Atalar sözüdür. “Güzel söz/ tatlı dil yılanı deliğinden çıkarır” sözünün en güzel örneğini Peygamber’ler vermişlerdir. Hiçbir Peygamber'in yaşantısında kötü söz bulunmaz. Zira Allah, Kur’ân-ı Kerîm’inde:
ÇİRKİN SÖZ SÖYLEMEYİN. ALLAH ÇİRKİN SÖZÜN AÇIKÇA SÖYLENMESİNDEN HOŞLANMAZ:
4. Nisâ Sûresi 148. Âyet-i Kerîme(103. Sayfa):
“148. Allah, zulme uğrayanların dışında, çirkin sözün açıkça söylenmesinden hoşlanmaz.

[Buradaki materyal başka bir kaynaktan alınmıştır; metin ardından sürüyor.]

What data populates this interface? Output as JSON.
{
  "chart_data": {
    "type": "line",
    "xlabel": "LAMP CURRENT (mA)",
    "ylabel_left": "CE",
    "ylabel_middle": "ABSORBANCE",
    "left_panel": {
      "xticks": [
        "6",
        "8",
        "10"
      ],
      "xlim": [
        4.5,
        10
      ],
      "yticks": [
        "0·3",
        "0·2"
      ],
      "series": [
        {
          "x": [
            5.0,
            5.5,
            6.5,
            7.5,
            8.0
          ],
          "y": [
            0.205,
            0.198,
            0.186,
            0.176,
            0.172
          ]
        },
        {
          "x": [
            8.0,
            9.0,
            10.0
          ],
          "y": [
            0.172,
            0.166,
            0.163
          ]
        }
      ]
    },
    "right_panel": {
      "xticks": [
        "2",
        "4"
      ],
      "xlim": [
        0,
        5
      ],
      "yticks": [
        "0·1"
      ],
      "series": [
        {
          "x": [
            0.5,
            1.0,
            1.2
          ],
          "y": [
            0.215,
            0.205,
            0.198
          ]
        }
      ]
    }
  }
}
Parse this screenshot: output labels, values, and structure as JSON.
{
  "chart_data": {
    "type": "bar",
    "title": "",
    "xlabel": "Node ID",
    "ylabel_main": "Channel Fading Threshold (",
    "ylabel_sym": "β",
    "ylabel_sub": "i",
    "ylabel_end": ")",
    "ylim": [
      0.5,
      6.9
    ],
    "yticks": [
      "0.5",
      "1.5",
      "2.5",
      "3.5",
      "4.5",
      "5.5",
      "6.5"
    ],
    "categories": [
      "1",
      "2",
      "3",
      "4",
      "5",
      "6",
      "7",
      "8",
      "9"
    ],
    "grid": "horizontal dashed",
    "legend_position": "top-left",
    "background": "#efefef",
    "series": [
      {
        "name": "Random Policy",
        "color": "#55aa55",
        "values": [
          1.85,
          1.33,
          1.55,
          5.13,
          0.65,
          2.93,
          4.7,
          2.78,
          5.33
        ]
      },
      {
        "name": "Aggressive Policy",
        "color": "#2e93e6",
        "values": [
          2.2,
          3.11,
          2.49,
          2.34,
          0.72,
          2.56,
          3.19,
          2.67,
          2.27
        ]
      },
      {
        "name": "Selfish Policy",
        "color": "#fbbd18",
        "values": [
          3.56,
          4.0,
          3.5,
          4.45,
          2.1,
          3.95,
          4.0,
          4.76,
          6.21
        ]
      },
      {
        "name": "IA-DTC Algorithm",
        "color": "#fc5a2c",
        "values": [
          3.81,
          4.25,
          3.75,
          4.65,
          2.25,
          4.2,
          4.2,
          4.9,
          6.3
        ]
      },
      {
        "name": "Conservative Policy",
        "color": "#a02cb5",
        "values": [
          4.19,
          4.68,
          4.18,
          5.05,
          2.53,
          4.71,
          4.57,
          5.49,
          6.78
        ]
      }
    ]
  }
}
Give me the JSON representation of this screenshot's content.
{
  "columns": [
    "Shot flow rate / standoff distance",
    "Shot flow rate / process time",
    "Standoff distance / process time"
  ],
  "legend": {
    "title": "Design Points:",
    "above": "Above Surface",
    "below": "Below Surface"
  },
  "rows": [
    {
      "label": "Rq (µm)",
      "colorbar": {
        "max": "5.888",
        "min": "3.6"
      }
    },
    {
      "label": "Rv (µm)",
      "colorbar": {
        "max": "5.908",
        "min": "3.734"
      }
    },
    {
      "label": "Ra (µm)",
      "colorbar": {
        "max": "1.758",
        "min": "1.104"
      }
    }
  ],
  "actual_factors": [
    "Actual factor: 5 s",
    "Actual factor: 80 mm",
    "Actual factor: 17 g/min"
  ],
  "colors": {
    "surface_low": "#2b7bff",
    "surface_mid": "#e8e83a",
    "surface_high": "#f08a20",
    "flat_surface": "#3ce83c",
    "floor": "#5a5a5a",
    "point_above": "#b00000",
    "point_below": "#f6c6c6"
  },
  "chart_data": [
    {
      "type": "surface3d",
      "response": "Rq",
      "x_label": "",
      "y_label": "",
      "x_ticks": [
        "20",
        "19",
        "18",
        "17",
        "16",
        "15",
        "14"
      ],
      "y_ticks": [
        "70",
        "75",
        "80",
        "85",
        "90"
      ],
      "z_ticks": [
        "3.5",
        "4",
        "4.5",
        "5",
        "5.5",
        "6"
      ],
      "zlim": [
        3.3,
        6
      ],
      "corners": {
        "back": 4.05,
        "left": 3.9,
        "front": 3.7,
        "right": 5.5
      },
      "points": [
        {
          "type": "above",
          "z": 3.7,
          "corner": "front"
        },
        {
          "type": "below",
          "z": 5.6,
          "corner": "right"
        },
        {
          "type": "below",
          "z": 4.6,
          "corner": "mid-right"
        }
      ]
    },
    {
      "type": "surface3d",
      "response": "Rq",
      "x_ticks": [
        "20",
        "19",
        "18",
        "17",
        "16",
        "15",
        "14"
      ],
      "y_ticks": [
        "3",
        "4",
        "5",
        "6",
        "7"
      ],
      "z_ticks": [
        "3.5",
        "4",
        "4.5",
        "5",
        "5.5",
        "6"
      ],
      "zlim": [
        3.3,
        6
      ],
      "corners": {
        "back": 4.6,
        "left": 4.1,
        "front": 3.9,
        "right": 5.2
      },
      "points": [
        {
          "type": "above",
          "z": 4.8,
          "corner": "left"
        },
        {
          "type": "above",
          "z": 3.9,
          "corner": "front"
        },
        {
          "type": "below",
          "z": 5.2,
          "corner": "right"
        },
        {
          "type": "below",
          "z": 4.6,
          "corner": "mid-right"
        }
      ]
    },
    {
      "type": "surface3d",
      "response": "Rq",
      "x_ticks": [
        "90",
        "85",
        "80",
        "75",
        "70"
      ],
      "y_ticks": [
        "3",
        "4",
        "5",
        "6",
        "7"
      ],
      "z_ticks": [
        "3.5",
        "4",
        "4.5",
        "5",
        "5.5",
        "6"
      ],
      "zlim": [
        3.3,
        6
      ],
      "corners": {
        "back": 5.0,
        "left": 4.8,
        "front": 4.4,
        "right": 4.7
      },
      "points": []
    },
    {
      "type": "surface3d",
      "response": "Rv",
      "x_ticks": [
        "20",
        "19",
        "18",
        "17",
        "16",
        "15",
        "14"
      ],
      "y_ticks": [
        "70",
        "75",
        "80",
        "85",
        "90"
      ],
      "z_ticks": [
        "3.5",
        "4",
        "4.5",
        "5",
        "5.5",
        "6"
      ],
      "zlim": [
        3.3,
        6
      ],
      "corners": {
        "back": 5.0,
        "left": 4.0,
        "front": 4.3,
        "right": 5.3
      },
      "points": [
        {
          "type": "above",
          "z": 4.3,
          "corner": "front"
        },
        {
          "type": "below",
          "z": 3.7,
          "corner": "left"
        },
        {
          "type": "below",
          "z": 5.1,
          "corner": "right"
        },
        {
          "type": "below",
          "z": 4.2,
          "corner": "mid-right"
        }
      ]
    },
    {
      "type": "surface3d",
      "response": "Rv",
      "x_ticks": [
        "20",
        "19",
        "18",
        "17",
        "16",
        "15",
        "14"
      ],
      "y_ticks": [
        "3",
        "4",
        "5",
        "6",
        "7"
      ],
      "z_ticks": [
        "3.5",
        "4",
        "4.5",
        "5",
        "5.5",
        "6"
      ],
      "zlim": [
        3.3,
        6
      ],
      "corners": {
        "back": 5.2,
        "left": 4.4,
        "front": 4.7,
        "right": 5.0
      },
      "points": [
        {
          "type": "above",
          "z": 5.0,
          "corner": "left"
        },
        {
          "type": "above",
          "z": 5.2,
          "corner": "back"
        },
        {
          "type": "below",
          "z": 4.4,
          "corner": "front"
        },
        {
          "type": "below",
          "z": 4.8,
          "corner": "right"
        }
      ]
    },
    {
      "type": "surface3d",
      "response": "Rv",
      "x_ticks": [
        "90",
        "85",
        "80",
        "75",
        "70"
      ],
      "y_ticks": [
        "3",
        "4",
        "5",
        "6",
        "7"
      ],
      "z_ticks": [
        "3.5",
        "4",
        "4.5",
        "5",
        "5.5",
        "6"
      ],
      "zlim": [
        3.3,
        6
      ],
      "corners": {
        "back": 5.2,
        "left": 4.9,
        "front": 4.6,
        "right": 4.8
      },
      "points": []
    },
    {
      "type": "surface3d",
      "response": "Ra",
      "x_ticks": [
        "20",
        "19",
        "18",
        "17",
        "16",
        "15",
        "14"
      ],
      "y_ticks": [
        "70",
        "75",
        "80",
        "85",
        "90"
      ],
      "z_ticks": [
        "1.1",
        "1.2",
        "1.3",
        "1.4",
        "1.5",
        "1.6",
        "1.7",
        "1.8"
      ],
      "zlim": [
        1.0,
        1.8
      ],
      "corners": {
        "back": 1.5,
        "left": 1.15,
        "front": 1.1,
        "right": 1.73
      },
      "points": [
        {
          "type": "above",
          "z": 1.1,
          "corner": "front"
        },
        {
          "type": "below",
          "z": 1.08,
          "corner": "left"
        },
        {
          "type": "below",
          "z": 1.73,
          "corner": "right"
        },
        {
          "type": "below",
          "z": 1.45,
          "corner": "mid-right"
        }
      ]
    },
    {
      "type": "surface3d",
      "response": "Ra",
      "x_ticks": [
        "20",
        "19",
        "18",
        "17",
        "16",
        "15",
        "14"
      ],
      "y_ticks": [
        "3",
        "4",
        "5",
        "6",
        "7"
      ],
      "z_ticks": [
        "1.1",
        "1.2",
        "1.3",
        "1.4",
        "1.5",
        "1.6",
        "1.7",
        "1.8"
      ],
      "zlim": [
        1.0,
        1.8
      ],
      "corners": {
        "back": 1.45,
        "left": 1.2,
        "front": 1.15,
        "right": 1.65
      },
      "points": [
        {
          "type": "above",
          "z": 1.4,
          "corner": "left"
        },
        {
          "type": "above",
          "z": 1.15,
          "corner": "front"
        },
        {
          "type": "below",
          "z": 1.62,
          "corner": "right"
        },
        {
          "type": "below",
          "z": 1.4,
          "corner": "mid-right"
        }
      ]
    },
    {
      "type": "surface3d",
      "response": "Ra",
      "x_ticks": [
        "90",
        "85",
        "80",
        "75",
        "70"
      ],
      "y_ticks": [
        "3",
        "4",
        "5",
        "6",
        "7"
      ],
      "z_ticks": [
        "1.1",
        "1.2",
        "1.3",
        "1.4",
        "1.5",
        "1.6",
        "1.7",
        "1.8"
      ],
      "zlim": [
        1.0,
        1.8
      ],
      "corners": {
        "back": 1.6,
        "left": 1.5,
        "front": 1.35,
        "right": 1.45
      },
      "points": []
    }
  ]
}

Allah her şeyi hakkıyla işiten, hakkıyla bilendir.” demek suretiyle, çirkin sözden uzak yaşamamız gerektiği uyarısını yapmaktadır. Bu nedenle, Peygamber’ler ancak tebliğ etmişler; bu ikazın ötesine geçecek tebliğlerde bulunmamışlardır.
Allah'ın emirleri çerçevesinde, Kur'an'ın hükümlerine göre yaşamak hedefimize erişmek dileklerimle.
Saygılarımla. 15.07.2021 11:45
ÖNEMLİ NOT:
1-) KİTABIMIN FORMATI GEREĞİ:
1- EZBERLEMEMİZ GEREKEN ÂYETLERİ KISACA BAŞLANGIÇ CÜMLESİNE KIRMIZI FONTLA;
2- ALTINA SÛRE NUMARASI, SÛRE ADI, ÂYET NUMARASI, HANGİ SAYFADA OLDUĞUNU MAVİ FONTLA;
3- ÂYET MEÂLİNİ SİYAH FONTLA YAZMAKTAYIM.
BU FORMAT, TEKRAR ETMELERİ BARINDIRSA DA, OKUMADA GERİ DÖNMELERİ ÖNLEME AÇISINDAN ZAMAN KAZANDIRACAĞI İÇİN, FAYDALI OLACAKTIR KANAATİNDEYİM.
2-) KİTAPTAN DAHA FAZLA OKUYUCUYA ULAŞABİLECEĞİM İÇİN, SİTEMDE, TÜM AÇIKLAMALI ÂYETLERİ SUNMAKTAYIM, İNŞALLAH!